Abstract

A representative sample of 146 diverse sesame accessions, originating from 26 countries and assigned into six groups on the basis of their eco- geographical origin, was characterized for yield and yield-contributing traits using “GGE biplot analyses”. ‘Which-won-where’ application of GGE biplot was used to rank accessions of each group on the basis of collective trait contributions to individual accession. Eighteen promising accessions having combination of positive traits (PI 202722Myanmar, PI 223713India, PI 220664Afghanistan, PI 285173Israel, PI 165021Turkey, PI 170711Turkey, PI 490063South Korea, PI 490033South Korea, PI 345669Soviet Union, PI 561705Mexico, PI 594909Mexico, PI 280790United States, PI 198155Egypt, PI 189081Cameroon, PI 246386Zaire, Pragati India, SVPR 1India, ACHBB 97India) were identified. Correlation coefficient analysis (GGE biplot) as carried out over two years, revealed that total pods/plant (r=0.453**, 0.24**), pods on main shoot (r=0.337**, 0.492**) and seeds/pod (r=0.268**, 0.254**) were the main yield-contributing traits in sesame.

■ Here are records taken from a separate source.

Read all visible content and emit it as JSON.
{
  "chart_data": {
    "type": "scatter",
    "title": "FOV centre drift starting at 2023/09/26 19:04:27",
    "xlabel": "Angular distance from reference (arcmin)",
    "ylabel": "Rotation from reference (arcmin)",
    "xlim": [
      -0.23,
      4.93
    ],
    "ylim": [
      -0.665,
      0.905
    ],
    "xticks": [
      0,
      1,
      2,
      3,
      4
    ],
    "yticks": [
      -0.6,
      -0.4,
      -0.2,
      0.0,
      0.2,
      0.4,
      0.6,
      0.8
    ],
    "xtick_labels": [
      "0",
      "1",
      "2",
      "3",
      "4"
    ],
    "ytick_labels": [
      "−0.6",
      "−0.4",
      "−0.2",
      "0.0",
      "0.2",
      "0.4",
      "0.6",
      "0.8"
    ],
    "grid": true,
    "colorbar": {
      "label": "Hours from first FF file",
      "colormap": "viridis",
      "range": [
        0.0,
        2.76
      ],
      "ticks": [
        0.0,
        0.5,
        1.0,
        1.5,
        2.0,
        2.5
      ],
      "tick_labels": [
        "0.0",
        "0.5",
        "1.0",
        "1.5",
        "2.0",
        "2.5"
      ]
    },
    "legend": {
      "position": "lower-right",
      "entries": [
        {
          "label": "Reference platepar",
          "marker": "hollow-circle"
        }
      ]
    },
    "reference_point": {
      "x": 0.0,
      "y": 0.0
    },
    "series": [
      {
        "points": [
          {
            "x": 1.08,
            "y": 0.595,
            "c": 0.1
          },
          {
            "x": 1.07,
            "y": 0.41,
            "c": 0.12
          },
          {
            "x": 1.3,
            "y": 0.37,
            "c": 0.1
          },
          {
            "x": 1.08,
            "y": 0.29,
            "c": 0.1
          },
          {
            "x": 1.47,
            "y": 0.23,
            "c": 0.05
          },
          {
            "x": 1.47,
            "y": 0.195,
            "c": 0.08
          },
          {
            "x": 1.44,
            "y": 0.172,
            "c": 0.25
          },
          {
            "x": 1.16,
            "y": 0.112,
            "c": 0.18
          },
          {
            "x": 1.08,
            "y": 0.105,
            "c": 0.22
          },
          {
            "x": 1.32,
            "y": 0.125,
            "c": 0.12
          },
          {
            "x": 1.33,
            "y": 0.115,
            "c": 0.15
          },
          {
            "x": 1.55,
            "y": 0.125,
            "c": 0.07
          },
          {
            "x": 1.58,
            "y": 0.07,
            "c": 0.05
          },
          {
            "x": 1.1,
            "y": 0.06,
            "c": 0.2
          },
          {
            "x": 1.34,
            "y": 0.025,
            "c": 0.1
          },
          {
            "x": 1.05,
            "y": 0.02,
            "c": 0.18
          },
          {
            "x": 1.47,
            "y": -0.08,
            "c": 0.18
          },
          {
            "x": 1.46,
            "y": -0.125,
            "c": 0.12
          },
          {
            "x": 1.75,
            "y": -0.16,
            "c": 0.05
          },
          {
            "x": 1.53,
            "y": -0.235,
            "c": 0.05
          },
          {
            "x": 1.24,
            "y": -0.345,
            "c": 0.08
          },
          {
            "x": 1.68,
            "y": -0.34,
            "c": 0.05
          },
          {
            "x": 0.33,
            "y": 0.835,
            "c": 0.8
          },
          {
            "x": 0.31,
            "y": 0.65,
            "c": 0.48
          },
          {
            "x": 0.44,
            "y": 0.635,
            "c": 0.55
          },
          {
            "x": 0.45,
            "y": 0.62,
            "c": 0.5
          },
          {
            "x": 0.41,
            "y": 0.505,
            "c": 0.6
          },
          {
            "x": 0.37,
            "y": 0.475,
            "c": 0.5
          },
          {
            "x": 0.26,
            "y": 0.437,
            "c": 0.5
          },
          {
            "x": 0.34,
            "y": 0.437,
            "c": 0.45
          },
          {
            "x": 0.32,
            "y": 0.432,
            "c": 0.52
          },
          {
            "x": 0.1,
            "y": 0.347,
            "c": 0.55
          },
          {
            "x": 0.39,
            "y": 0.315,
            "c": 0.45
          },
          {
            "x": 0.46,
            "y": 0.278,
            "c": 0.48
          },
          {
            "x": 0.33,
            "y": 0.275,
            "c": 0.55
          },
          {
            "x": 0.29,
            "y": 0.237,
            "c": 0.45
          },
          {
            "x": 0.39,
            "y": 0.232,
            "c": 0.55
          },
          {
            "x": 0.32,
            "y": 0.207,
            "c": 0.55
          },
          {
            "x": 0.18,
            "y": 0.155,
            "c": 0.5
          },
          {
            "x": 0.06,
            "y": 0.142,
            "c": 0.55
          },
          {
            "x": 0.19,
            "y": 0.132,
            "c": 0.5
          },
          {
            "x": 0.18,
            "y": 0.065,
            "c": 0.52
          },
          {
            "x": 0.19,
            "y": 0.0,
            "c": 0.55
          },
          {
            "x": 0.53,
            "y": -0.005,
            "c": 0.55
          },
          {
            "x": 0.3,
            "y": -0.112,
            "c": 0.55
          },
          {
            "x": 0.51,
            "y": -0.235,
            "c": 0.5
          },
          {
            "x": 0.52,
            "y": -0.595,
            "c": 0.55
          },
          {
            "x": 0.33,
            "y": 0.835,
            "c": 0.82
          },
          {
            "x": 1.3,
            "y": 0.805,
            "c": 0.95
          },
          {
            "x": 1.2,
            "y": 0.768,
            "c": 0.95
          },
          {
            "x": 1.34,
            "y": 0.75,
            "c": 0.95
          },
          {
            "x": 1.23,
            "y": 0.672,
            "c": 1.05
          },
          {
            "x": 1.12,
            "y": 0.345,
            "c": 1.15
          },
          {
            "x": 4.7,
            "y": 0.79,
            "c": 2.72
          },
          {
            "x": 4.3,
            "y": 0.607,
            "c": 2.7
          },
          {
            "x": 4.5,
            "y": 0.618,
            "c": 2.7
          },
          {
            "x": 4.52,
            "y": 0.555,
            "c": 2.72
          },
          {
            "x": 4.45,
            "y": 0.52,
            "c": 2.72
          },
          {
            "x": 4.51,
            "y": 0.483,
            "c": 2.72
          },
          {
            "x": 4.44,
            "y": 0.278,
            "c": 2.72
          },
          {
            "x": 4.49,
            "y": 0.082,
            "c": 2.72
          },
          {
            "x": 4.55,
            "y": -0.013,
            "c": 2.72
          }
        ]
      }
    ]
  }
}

Per cent oil content/protein content had no inverse relationship with yield which makes it possible to combine high yield and high oil content in sesame cultivars. A select group of accessions (24) were also compared for stability of performance over two years. Altogether changed ranking was observed for majority of the accessions during second year indicating their differential genonotype × environment response; however one accession PI 223713 was identified which was stable for high yield and yield contributing traits across two years.